Socialdemocrácia y valencianismo.

VICENT SOLER

El PSPV es un partido socialdemócrata, de centro-izquierda, pero no es un partido nacionalista. En eso también se diferencia del PPCV, donde un determinado nacionalismo, el español-castellanista, se ha impuesto con rotundidad, aderezado sólo con retórica regionalista.
El socialismo valenciano no puede ser nacionalista porque en su seno conviven sensibilidades muy diversas al respecto. Desde la concepción más jacobina del españolismo uniformista -como en el PPCV- hasta la más girondina identificada con el valencianismo político.
Los equilibrios entre esas sensibilidades han caracterizado las ponencias de los diez congresos anteriores. Para sorpresa de muchos, parece que, si las enmiendas de los militantes no lo remedian, la ponencia del próximo congreso de septiembre habrá roto con esta tradición decantándose por una visión meramente jacobina, aprovechando que se necesitaba remozar políticas y mensajes.
En este sentido, mimetizar del discurso del rival victorioso es cómodo pero ingenuo, porque el elector siempre prefiere el producto auténtico al sucedáneo. Que el PPCV haya podido concitar en la mayoría electoral la convicción de que es el único partido valenciano de verdad, a pesar de todo -y, con ello, ganar aquí cuando en España pierden-, no sólo es mérito propio, si­no también demérito de los socialistas.
Porque éstos han dejado pasar los años sin construir un discurso valencianista alternativo. Tamaña omisión ha hecho que siglas repre­sentativas de esa alternativa como las de PV hayan quedado en desuso.
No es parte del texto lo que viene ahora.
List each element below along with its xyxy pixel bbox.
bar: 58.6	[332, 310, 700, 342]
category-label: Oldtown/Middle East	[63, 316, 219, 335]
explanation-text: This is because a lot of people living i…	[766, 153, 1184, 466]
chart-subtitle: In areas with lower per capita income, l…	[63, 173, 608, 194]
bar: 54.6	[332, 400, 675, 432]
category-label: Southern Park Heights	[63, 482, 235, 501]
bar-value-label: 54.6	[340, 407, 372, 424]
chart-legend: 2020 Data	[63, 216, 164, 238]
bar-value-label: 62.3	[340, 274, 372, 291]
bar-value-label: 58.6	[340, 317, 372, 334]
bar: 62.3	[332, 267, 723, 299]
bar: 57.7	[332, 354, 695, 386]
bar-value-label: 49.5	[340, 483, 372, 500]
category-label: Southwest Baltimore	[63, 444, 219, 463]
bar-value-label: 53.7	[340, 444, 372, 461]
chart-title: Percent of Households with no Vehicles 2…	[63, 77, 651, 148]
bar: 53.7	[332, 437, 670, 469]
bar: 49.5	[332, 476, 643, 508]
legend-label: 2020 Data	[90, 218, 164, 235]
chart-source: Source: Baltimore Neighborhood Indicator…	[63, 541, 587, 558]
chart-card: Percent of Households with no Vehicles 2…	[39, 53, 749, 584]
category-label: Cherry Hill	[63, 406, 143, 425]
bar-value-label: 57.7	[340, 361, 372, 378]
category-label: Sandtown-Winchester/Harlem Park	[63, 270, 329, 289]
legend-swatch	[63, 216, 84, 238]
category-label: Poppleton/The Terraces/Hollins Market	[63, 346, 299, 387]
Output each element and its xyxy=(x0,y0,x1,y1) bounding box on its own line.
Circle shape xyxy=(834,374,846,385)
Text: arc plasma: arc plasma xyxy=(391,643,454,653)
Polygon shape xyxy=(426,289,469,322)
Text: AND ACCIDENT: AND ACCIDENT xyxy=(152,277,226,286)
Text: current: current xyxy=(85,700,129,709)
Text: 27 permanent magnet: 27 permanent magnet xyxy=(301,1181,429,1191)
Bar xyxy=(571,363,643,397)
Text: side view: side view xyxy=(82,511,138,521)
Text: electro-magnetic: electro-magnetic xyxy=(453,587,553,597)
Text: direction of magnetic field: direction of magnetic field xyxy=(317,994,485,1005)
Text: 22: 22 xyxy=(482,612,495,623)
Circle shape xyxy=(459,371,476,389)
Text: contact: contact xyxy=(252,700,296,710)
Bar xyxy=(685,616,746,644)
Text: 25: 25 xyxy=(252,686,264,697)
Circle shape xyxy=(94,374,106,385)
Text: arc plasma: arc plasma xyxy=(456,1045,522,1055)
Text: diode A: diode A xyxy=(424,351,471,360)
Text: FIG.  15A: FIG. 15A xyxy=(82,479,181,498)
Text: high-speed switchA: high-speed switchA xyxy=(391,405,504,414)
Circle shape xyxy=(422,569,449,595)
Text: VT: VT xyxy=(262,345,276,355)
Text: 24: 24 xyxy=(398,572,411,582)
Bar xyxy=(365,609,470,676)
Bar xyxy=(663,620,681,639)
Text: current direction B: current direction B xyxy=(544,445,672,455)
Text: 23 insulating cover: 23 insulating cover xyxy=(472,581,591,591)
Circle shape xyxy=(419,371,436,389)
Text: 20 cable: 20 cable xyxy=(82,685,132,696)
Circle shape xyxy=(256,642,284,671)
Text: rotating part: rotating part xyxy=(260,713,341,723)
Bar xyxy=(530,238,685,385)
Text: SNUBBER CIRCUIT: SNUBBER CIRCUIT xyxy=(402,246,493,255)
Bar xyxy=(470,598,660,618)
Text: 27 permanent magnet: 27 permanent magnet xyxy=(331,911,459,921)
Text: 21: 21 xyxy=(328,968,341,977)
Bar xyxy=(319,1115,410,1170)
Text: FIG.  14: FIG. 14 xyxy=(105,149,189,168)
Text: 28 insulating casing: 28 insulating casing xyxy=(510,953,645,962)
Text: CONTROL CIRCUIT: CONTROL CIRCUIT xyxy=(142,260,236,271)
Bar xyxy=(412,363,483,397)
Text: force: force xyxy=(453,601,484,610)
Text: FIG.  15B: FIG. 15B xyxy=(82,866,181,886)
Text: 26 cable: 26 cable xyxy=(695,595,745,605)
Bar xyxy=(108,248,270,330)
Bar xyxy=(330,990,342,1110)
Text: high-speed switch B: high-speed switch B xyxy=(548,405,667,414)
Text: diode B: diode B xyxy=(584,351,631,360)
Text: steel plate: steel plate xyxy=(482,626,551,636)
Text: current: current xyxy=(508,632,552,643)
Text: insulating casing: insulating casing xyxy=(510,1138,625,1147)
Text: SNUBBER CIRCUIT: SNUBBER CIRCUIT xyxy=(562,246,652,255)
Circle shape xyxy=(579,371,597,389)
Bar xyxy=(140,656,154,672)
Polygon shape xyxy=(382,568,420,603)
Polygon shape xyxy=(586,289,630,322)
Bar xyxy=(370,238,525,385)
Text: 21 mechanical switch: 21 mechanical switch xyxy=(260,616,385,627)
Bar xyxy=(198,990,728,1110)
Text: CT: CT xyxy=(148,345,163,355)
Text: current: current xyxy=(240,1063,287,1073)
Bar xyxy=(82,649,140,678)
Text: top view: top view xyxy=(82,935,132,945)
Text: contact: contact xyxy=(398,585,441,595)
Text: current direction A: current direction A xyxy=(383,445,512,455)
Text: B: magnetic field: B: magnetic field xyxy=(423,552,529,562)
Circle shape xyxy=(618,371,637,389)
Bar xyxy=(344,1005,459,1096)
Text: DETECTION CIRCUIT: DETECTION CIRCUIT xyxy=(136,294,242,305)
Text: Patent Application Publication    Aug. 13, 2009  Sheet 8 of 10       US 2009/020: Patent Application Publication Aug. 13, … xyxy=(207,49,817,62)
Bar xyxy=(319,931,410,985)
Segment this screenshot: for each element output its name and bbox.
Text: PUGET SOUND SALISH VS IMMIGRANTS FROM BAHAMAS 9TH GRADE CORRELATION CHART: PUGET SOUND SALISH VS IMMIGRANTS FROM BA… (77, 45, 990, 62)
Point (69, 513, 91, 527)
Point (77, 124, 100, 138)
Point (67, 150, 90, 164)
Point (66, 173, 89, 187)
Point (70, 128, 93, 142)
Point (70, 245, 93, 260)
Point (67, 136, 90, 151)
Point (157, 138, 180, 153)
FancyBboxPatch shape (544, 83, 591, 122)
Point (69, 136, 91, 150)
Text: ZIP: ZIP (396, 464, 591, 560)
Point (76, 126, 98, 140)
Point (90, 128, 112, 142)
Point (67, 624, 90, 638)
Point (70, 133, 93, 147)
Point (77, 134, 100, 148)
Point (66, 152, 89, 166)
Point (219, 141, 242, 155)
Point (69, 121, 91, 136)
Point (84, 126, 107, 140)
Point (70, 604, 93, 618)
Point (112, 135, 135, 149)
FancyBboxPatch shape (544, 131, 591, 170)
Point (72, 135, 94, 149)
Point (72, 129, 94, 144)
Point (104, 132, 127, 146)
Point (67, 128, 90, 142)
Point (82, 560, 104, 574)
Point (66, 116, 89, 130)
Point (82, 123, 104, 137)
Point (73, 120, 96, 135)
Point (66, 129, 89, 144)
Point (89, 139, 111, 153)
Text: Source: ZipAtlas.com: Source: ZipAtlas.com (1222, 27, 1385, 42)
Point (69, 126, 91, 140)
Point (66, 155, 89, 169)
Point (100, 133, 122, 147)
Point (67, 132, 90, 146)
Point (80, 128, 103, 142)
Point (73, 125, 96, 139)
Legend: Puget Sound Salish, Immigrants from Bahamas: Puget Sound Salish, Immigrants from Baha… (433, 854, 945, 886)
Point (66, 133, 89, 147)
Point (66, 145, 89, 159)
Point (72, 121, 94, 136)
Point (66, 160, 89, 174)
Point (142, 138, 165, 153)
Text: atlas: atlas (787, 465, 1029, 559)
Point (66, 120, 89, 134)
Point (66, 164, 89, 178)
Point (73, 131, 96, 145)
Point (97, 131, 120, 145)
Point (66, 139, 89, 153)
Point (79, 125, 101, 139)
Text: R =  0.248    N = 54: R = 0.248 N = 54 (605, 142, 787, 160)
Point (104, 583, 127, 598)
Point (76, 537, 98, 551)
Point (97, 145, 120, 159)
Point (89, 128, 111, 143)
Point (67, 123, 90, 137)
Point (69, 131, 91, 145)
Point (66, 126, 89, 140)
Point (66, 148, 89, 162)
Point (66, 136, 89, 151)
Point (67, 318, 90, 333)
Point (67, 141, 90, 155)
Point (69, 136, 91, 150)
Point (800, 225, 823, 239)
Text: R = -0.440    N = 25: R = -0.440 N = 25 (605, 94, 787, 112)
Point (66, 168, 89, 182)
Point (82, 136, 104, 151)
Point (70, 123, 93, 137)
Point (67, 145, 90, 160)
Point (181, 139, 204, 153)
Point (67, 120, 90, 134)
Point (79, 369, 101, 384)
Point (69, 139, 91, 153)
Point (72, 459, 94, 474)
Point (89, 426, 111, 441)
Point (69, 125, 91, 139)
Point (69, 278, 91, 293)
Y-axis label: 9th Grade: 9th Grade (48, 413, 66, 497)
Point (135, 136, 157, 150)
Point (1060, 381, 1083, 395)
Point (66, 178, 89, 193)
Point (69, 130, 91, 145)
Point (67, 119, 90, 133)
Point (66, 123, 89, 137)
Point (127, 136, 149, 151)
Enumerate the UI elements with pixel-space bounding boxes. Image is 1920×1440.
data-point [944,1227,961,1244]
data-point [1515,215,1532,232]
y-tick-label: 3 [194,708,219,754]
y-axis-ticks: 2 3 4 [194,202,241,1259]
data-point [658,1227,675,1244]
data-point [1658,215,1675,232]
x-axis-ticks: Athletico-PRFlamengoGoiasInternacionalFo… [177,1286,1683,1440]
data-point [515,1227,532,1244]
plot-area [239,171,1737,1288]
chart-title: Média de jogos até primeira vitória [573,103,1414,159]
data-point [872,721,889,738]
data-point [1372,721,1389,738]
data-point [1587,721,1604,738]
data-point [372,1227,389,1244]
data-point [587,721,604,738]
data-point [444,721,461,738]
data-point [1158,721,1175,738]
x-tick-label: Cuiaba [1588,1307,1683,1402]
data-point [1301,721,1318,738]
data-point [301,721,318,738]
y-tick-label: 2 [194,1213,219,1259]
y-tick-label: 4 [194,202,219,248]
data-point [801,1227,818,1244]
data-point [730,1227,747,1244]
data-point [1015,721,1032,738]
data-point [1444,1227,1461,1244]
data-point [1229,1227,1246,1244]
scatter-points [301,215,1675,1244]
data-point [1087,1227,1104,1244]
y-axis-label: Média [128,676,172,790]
Toda una barbaridad política, porque si algo simboliza mejor la alternativa al valencianismo huero, retórico y victimista de la derecha valenciana son las siglas PV. Y ahora, en lugar de llenar de prestigio y de contenido social, cultural y político estas siglas, va y las abandonan, como certificando una incapacidad de construir alternativas.
Se comprende la renuncia a esas siglas por razones ideológicas porque a un nacionalista español le incomoda el sustantivo país, demasiado cercano a nación, pero no se comprende por razones electorales. Electoralmente, lo que cuenta es demostrar que los intereses de los valencianos están por encima de los intereses del partido.
Además, en sociedades complejas como la valenciana del siglo XXI, masivamente urbanizadas pe­ro profundamente desarticuladas -con el añadido de la multiculturalidad-, se necesitan factores de integración y de cohesión social y, en este sentido, el sentimiento de valencianidad puede jugar un papel decisivo.
Por ello, los socialistas están en condiciones inmejorables para demostrar que los valores de ese republicanismo cívico que práctica el presidente Zapatero se pueden traducir aquí en un valencianismo en positivo que combine autoestima en la propia identidad y ganas de prosperar juntos, sabiendo que el bienestar colectivo tiene un beneficio individual indudable. Un lenguaje que pueden entender perfectamente las clases medias, que son un segmento decisivo en las contiendas electorales.
*Catedrático de Economía. Uni­versitat de València.